Compare-se esta imagem com a do Museu de Abade Baçal e veja-se se não representam a mesma Santa, embora a do Museu Brigantino tenha um traje mais esplendoroso
- Um
Sta. Rosa. Parece-me a Sta Rosa de Lima. Embora originária do Peru, a devoção a esta Santa era muito popular em Portugal. Apresenta a coroa de espinhos característica desta figura. Contudo a Santa Rosa de Lima era dominicana e o traje desta imagem parece-me de uma franciscana, o que me leva a crer que poderá ser a Santa Rosa de Viterbo. Em todo o caso, esta imagem teve qualquer atributo nas mãos, que se perdeu entretanto e que poderia ajudar a identificar melhor qual das Santas Rosas se trata.
Ler mais sobre este assunto.
- Uma
Santa Rita de Cássia, o orago da capela. Advogada das causas impossíveis e dos terramotos a sua devoção em Portugal foi muito popular, sobretudo depois do grande sismo de 1755. A iconografia é muito típica conforme se pode ver pelo registo pertencente à Casa Sarmento , que apresento em seguida
- Por último, a minha imagem preferida, um
Santo António de Lisboa lindo de morrer, segurando um menino Jesus igualmente encantador. Não tenho palavras para descrever esta imagem. As fotografias falam por si. Os historiadores de arte referem muitas vezes que uma característica fundamental da arte sacra portuguesa é uma certa familiaridade e esta imagem dá-lhes razão. Apetece beijar o menino e o Santo é apenas um irmão mais velho, que os pais encarregaram de tomar conta de Jesus enquanto sairam para trabalhar.
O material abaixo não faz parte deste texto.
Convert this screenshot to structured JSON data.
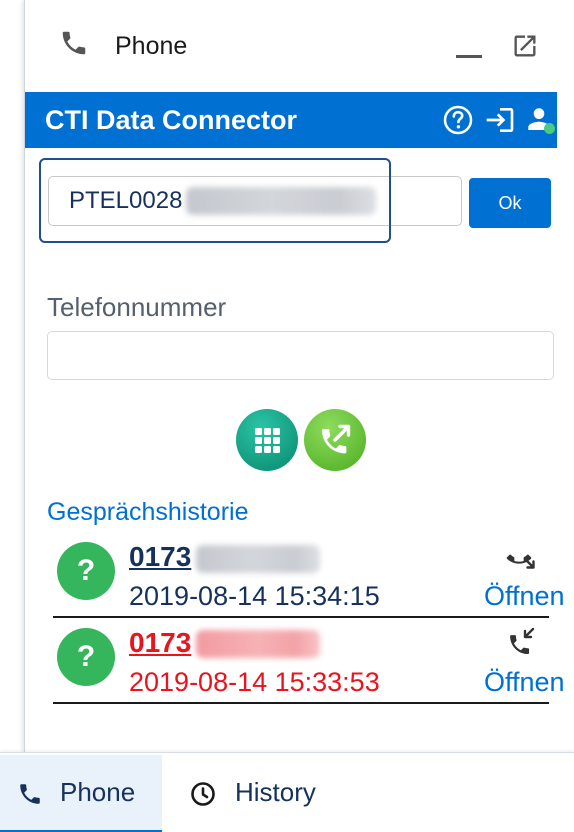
{
  "panel": {
    "title": "Phone",
    "title_icon": "phone-icon",
    "controls": {
      "minimize_icon": "minimize-icon",
      "popout_icon": "popout-icon"
    }
  },
  "header": {
    "title": "CTI Data Connector",
    "color": "#0070d2",
    "icons": {
      "help": "help-icon",
      "login": "login-icon",
      "user": "user-status-icon"
    },
    "user_status_color": "#4bca81"
  },
  "agent_id": {
    "value": "PTEL0028",
    "submit_label": "Ok"
  },
  "phone_number": {
    "label": "Telefonnummer",
    "value": ""
  },
  "actions": {
    "dialpad_icon": "dialpad-icon",
    "call_icon": "outbound-call-icon"
  },
  "history": {
    "title": "Gesprächshistorie",
    "items": [
      {
        "avatar_text": "?",
        "number": "0173",
        "datetime": "2019-08-14 15:34:15",
        "direction_icon": "outgoing-call-icon",
        "action_label": "Öffnen",
        "text_color": "#16325c"
      },
      {
        "avatar_text": "?",
        "number": "0173",
        "datetime": "2019-08-14 15:33:53",
        "direction_icon": "incoming-call-icon",
        "action_label": "Öffnen",
        "text_color": "#e8141e"
      }
    ]
  },
  "utility_bar": {
    "tabs": [
      {
        "label": "Phone",
        "icon": "phone-icon",
        "selected": true
      },
      {
        "label": "History",
        "icon": "clock-icon",
        "selected": false
      }
    ],
    "selected_color": "#0070d2"
  },
  "colors": {
    "accent": "#0070d2",
    "avatar": "#36b65c",
    "primary_text": "#16325c",
    "missed": "#e8141e"
  }
}
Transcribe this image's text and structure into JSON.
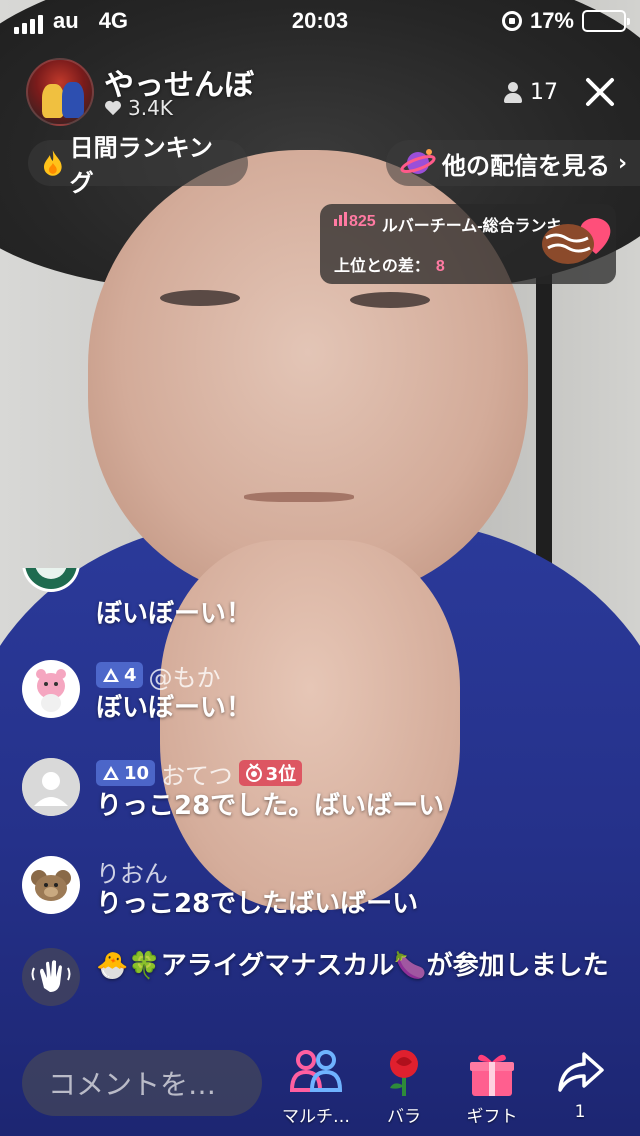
{
  "status_bar": {
    "carrier": "au",
    "network": "4G",
    "time": "20:03",
    "battery": "17%",
    "battery_level": 0.17
  },
  "header": {
    "streamer_name": "やっせんぼ",
    "likes": "3.4K",
    "viewer_count": "17"
  },
  "pills": {
    "ranking_label": "日間ランキング",
    "other_streams_label": "他の配信を見る",
    "chevron": "›"
  },
  "team_rank": {
    "score": "825",
    "team_text": "ルバーチーム-総合ランキ",
    "diff_label": "上位との差：",
    "diff_value": "8"
  },
  "chat": [
    {
      "avatar": "starbucks-avatar",
      "name": "",
      "level": "",
      "rank": "",
      "text": "ぼいぼーい！"
    },
    {
      "avatar": "pink-character-avatar",
      "name": "@もか",
      "level": "4",
      "rank": "",
      "text": "ぼいぼーい！"
    },
    {
      "avatar": "default-avatar",
      "name": "おてつ",
      "level": "10",
      "rank": "3位",
      "text": "りっこ28でした。ばいばーい"
    },
    {
      "avatar": "bear-avatar",
      "name": "りおん",
      "level": "",
      "rank": "",
      "text": "りっこ28でしたばいばーい"
    },
    {
      "avatar": "wave-hand-icon",
      "name": "",
      "level": "",
      "rank": "",
      "text": "🐣🍀アライグマナスカル🍆が参加しました"
    }
  ],
  "bottom_bar": {
    "comment_placeholder": "コメントを…",
    "multi_label": "マルチ…",
    "rose_label": "バラ",
    "gift_label": "ギフト",
    "share_count": "1"
  },
  "colors": {
    "accent_pink": "#ff7aa2",
    "level_badge": "#5a78dc",
    "rank_badge": "#dc3c50",
    "battery": "#f4d000"
  }
}
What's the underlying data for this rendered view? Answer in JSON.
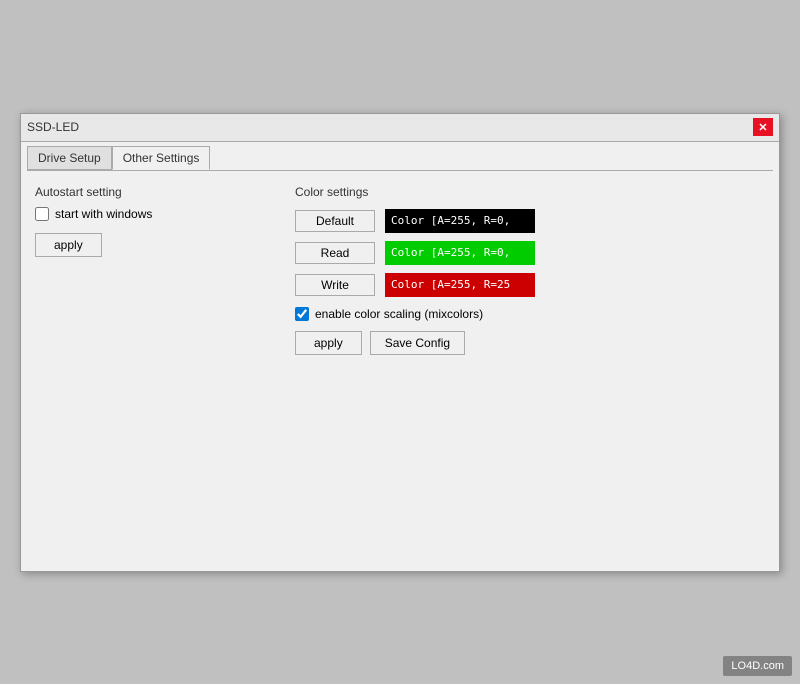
{
  "window": {
    "title": "SSD-LED",
    "close_label": "✕"
  },
  "tabs": [
    {
      "label": "Drive Setup",
      "active": false
    },
    {
      "label": "Other Settings",
      "active": true
    }
  ],
  "left_panel": {
    "section_title": "Autostart setting",
    "checkbox_label": "start with windows",
    "checkbox_checked": false,
    "apply_label": "apply"
  },
  "right_panel": {
    "section_title": "Color settings",
    "default_btn": "Default",
    "read_btn": "Read",
    "write_btn": "Write",
    "default_color_text": "Color [A=255, R=0,",
    "read_color_text": "Color [A=255, R=0,",
    "write_color_text": "Color [A=255, R=25",
    "enable_scaling_label": "enable color scaling (mixcolors)",
    "enable_scaling_checked": true,
    "apply_label": "apply",
    "save_config_label": "Save Config"
  },
  "watermark": "LO4D.com"
}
O Humberto fez mais descobertas surpreendentes, mas essas ficam para um próximo capítulo. Em todo o caso, em nome dos membros da família Montalvão que ainda se importam com a casa, quero-lhe agradecer a ele, ao Carlos Félix e à Câmara Municipal de Chaves a redescoberta dos Santos do Solar. O Meu pai tinha razão, as pessoas de Outeiro Seco são uma gente especial.